Surprisingly, the present data allow some interesting speculations, when analyzed in detail. The VFT echocardiographic parameter is to be considered normal within a range of 3-5, according to a recent study by Kheradar et al. [22]; however, the lower the value, the higher is the risk of impaired diastolic filling and dysfunction. Thus, applying this paradigm and extrapolating our data, it seems that AD patients treated with anticholinesterases would display a better diastolic performance even compared to healthy ND controls. The data may turn to be innovative, since the patients are matched for age, comorbidity, and cardiovascular ailments but not for symptomatic therapy for AD. Thus, it may be inferred that anticholinesterases would confer a protection toward diastolic dysfunction and progression towards diastolic heart failure, at least in demented patients with a low-to-moderate grade of cardiovascular comorbidity.

This speculation receives scientific support in a recent study by Sato et al. [23], which showed, retrospectively, the protective role of donepezil treatment in moderate-to-severe AD on overall cardiovascular mortality. The physiopathology is still partially elucidated, pointing out some prevailing hypothesis. Thus, the enhanced heart acetylcholine availability might counterbalance the diminished cardiac vagal activity, associated with poorer cardiac outcome [24]; interestingly, recent studies have suggested that the antiarrhythmic effect of vagal stimulation was paralleled by the preservation of phosphorylated connexin 43 protein, responsible for the age-related heart calcium downregulation and known for hampering the heart sinus node and conduction system [25,26]. Furthermore, increased acetylcholine may protect cardiomyocytes from acute hypoxia and ischemia [27] with endothelial dysfunction [28] even inducing a direct cardiac cell acetylcholine synthesis [29,30].

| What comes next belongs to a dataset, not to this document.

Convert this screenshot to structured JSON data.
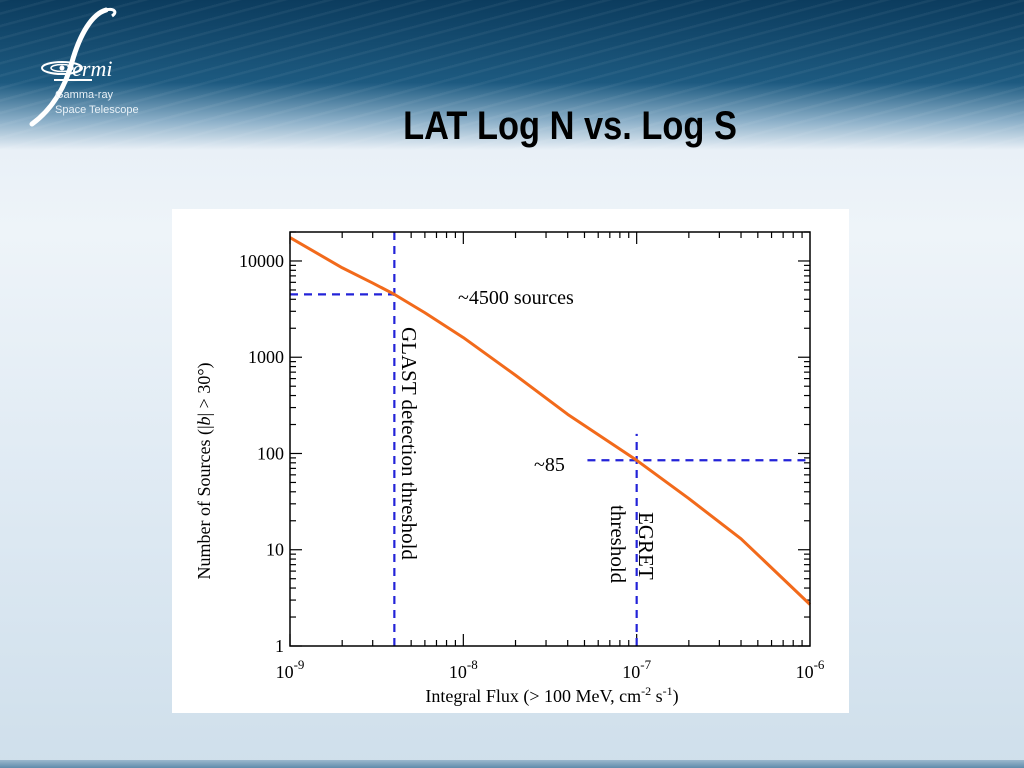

Moreover, availability increased by acetylcholine has been shown to have a positive impact on heart rate variability, and cardiac autonomic balance [31,32] as well as anticholinesterase therapy in AD have demonstrated to increase low frequency/high frequency, modulating the autonomic function [33,34]. Then, it may be conceivable that the optimal transmitral flow preserves the cardiac electric conduction system and the diastolic filling while an impaired flux may account for altered blood vortex formation, altered diastolic relaxation, and increased thrombus formation representing an early and reliable cardiovascular risk factor.

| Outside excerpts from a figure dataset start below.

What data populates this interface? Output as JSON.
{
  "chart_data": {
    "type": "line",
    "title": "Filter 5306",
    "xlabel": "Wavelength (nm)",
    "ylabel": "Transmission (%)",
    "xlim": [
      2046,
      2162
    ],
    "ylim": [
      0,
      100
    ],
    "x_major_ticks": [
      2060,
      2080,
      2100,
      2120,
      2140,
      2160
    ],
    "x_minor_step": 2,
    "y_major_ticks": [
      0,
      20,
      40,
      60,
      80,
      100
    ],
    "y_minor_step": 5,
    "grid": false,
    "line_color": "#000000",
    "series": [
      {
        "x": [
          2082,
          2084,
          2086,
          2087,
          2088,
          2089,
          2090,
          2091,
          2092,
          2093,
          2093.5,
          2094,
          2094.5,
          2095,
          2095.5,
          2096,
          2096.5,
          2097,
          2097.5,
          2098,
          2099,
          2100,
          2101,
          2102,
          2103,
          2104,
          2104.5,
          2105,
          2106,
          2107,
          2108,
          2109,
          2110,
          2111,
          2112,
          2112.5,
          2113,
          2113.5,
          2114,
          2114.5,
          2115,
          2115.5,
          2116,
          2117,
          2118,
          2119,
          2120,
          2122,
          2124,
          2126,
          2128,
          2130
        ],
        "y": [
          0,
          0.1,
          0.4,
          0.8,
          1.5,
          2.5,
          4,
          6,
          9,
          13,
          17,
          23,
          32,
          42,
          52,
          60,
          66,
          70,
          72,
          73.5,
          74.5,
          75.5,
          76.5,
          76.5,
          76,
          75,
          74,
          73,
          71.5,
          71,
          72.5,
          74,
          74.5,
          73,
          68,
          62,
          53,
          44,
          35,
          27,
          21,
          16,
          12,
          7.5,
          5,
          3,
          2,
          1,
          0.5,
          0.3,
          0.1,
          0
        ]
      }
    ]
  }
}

In conclusion, the present study has limitations due to the small size of the study cohort and to the low number of patients with cardiac comorbidity. Nevertheless, the results support a growing body of evidence on the beneficial effects of anticholinesterases on cardiovascular morbidity and mortality in patients with dementia. Thus, a further clinical and experimental insight in this field is plausible: the transition from observational to randomized controlled trial studies may provide higher levels of evidence, and the setup of an in vivo model of cardiomyocytes exposed to pharmacological doses of anticholinesterases may strengthen the data, overturning the role of anticholinesterases in dementia from ‘prone to cardiac side effects to cardioprotective and highly recommended’.

Disclosure Statement

The authors have no sponsorship or funding arrangements to disclose.